Today the commemoration of Lewis and Clark conjures fairy tale images of buckskin-clad hero’s; a troupe of flintlock wielding Daniel Boones. Keywords such as courageous, heroic, adventurous and honorable have successfully disguised the more revealing terms such as reconnaissance, subjugation, exploitive, and thieving. Certainly, one can appreciate the tenacity required to make such a journey. But to window-dress the intent of the journey with Hollywood style hype is little more then a continuation of a deception that has been passed upon the public for two centuries.

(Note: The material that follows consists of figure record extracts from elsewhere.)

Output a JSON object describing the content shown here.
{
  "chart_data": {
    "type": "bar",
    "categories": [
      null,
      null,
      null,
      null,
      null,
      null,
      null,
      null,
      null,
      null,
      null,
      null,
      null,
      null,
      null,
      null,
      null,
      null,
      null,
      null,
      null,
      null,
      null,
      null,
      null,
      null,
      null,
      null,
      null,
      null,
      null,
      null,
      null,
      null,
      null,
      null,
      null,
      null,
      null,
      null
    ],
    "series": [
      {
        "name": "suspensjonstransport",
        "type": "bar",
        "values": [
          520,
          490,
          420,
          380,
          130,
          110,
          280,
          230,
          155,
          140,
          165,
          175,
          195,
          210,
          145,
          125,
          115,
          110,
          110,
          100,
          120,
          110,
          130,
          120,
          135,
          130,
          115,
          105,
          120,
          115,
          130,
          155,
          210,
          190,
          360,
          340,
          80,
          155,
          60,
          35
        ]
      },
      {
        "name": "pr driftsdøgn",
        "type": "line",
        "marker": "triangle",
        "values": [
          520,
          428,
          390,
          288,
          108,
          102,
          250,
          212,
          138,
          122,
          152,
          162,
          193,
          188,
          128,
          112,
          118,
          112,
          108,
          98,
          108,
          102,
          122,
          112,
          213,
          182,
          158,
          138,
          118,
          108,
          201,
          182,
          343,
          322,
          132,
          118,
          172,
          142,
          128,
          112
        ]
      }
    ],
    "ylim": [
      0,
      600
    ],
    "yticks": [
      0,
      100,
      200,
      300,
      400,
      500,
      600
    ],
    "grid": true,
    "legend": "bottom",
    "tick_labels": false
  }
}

We are told that the commemoration is an opportunity for tribes to tell their stories. At face value, this appears valid. But what would this commemoration be without the involvement of the tribal nations? Knowing the commemoration would be flat without this interaction, the question then becomes, how can tribes be entice to participate, knowing that Lewis and Clark represents the beginning of the end for most of them? The answers are listed prominently in the government’s how-to book of tribal relations; toss a few trinkets, fluff up the chest, and say what ever is necessary to get what you want.
They offer the tribes grants, “trinkets”, and laud the value of telling the tribal perspective, “saying what they have to, to get what they want.” What they want is tribal culture and participation.
Hundreds of millions of dollars will be spent during the commemoration. Cities, Counties and States will benefit greatly. Citizens will get the Hollywood production they know and love. And when the dust settles, what will the Chinooks have gained?
We will still be a landless tribe, within our country. We will still struggle to keep the lights on in our one-room office. We will still have never been legally compensated for millions of acres of our land. We will still suffer from diabetes, racism, cultural exploitation and intrusion by ‘recognized’ and make-believe tribes.
But hey, at least we got to tell our story.